A.K. Smith Scholars Series
SPRING 2024 A.K. Smith Scholars Series Schedule
Cary Howie
“Romance, Fantasy, and Other Religious Experiences”
Wednesday, March 6, 4:30 p.m. – Reese Room, Smith House
Romance and fantasy are words that get a lot of mileage out of their ambiguity. After all, they name modern literary genres that owe a debt to medieval genres—think castles, think kisses—even as they name more basic, if no less ironic, ways of figuring desire: “a fine romance”; “a sweet, sweet fantasy, baby.” At their best (and maybe always) romance and fantasy exceed the very scripts they give us: we might come for the dragons (or the breeches) but we stay for something more. That “more” could, of course, be quantitative: more dragons, more breeches! But it could also, if we’re lucky, be the “more” that the world becomes, that the world is in fact revealed always to have been, if we look closely and generously enough—if, that is, we allow it to sweep us off our feet. To put this a little differently: if our world’s recurring problem is that it seems altogether disenchanted, how might we, as folks for whom reading and thinking and imagining matter, take up the challenge of re-enchanting that world? How might our romances and our fantasies (in every sense) make, in fact, a real as well as an imagined difference? As I try to live up to these questions, I can at least promise some promiscuous reading, anachronistic pleasure, queerness, and monks.
Cary’s writing and teaching tend to put medieval literature into conversation with modern practices and preoccupations. In his classes he attempts to give students the freedom to explore aspects of their intellectual and embodied lives that are usually overlooked in more traditional academic settings. He is interested in breaking down familiar boundaries between academic and literary languages, as well as cultivating new ways of asking old questions, especially questions about the body and the soul, in the variously rich vocabularies of English, French, Italian and Latin. He is the author of essays on medieval gender and sexuality; on the difficulty of letting go; on meditation, mysticism, and saints’ lives; and on a range of authors from Rutebeuf to Dante, Marie de France to Shakespeare
Dixa Ramirez-D’Oleo
“The Trickster in the Cave: Unseen Realms, Photography, and the Black Caribbean”
Wednesday, March 27, 4:30 p.m. – Reese Room, Smith House
In this talk, I meditate on the question of technology, specifically photography, in relation to spiritual and anomalous phenomena such as spirits or ghosts, otherworldly beings, and events that exceed Western modernity’s conceptions of time and space. I do so by focusing on the multimedia poetry of Kamau Brathwaite and the choreography of Ligia Lewis, with detours to Plato, Susan Sontag, and Afro-Caribbean magico-spiritual practices. The talk is a section of my forthcoming book Blackness and the Photographic Negative.

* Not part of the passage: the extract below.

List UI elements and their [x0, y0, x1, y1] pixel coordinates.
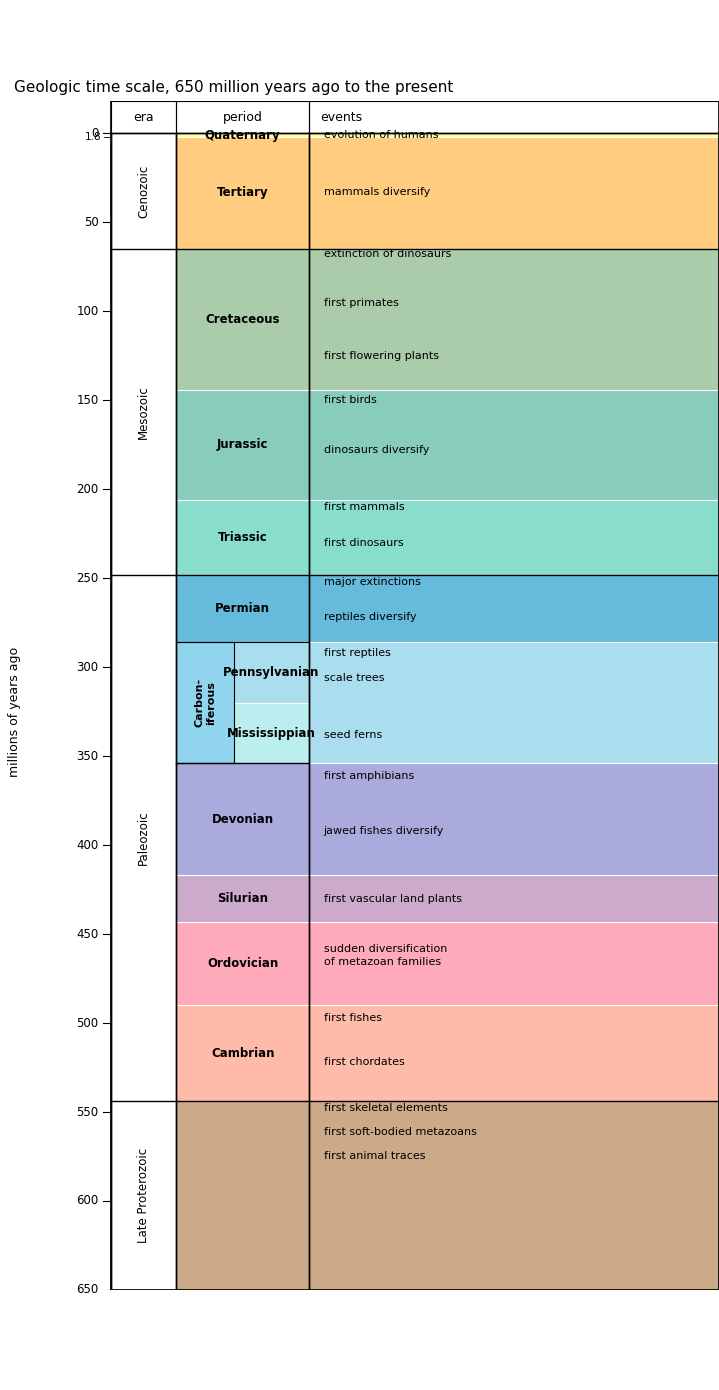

Dr. Dixa Ramírez-D’Oleo is associate professor of English at Brown University. She has published two books: Colonial Phantoms: Belonging and Refusal in the Dominican Americas, from the Nineteenth Century to the Present (2018, NYU Press), which received the 2019 Barbara Christian Literary Award from the Caribbean Studies Association and the 2019 Isis Duarte Book Prize, Haiti/Dominican Republic Section of the Latin American Studies Association, and This Will Not Be Generative (2023, Cambridge University Press). She is finishing two monographs: Blackness and the Photographic Negative, forthcoming from Duke University Press and A Personal History of Mysticism. Her writing has appeared in ASAP/Journal, Atlantic Studies, Avidly, The Black Scholar, Comparative Literature, Hyperallergic, Interventions, the Los Angeles Review of Books, Small Axe, and Social Text. She also serves on the Editorial Committee of Small Axe.
Matt Seybold
“Catfishing Mark Twain: Frederick Douglass, Adventures of Huckleberry Finn, and Percival Everett’s James“
Wednesday, April 3, 4:30 p.m. – Reese Room, Smith House
On March 19th of this year, Doubleday published a new novel by Percival Everett, for which they reportedly paid more than $500,000, by far the biggest advance of Everett’s long and now quite-decorated career. The novel, James, is an adaptation of Mark Twain’s Adventures of Huckleberry Finn, told from the perspective of Huck’s self-emancipated traveling companion, Jim. Seybold argues that Everett’s novel will be many things to many readers, among them an incisive work of Twain Studies, as the narrative directly addresses many of the critical controversies associated with Huckleberry Finn since its publication.
Matt Seybold is Associate Professor of American Literature & Mark Twain Studies at Elmira College, as well as Resident Scholar at the Center For Mark Twain Studies. He is also the founding director of the Media Studies, Communications, & Design program at Elmira College, executive producer and host of The American Vandal Podcast, and founding editor of MarkTwainStudies.org. He is co-editor (with Michelle Chihara) of The Routledge Companion to Literature & Economics (2018) and (with Gordon Hutner) of a 2019 special issue of American Literary History on “Economics & Literary Studies in The New Gilded Age.” His work has appeared in dozens of publications.